Mr. Davis claims to have based his decisions on a detailed review of data, but it appears that his review ignored the context within which that data should be considered. North Atlanta is, by and large, not made up of privileged, wealthy students. It is unreasonable to hold the school to a standard based upon the “resources” of the area when wealthy kids and their resources go to private schools.
The form of the dismissals was unnecessarily dramatic. I understand Mr. Davis’ goal of providing the incoming principal a fresh slate. However, the exit of current administration didn’t need to be so eventful. Administrators could have been told they would be reassigned on October 29 and given a few weeks to prepare. Alternatively, the incoming principal could have been given some time to decide which administrators he wanted to keep and which he felt needed to be replaced.
What should North Atlanta parents do?
APS is undergoing dramatic changes. Enrollment has steadily declined for over 10 years. The only areas which have seen increasing enrollment are the Grady, North Atlanta and Jackson clusters where middle-class and upper-class families have purchased homes.
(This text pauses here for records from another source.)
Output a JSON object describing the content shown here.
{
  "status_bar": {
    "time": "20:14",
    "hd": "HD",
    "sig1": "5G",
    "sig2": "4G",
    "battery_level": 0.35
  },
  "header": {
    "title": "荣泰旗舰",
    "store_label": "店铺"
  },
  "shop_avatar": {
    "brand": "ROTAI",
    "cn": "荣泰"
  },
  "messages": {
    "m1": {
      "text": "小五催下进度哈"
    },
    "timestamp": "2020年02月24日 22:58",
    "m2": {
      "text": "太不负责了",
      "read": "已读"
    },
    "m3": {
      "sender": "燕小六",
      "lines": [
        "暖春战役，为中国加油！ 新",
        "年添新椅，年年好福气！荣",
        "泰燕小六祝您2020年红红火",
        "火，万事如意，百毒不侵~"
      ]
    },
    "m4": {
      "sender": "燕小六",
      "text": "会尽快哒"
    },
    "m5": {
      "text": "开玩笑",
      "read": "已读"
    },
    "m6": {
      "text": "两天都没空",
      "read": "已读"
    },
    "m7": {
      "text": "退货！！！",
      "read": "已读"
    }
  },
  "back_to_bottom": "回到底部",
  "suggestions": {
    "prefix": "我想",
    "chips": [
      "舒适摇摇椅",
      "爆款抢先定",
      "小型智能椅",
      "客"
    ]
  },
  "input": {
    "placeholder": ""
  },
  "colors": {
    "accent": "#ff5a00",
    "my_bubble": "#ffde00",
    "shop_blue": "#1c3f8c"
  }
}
Also, in Buckhead, more white students are choosing to stay in the public education system. Ten years ago, only about 25% of white students in Buckhead stuck with APS from first grade through transitioning to Sutton in sixth. Respect for Sutton has grown and this past year, over 50% of students made the transition. That is a significant increase in just 10 years.
One reason that schools in these areas are succeeding is that they have active parent associations. It’s time for these parents to take on roles in the Board of Education. Parents interested in an improved APS should consider running for at large posts on the Board of Education. Elections will be held in the fall of 2013. Without a majority of competent board members, we will continue to see this type of mismanagement.
Overall, I think Mr. Davis is genuine and intelligent. In many ways, he has done a good job of managing APS, but missteps like this one undo much of the good he has achieved.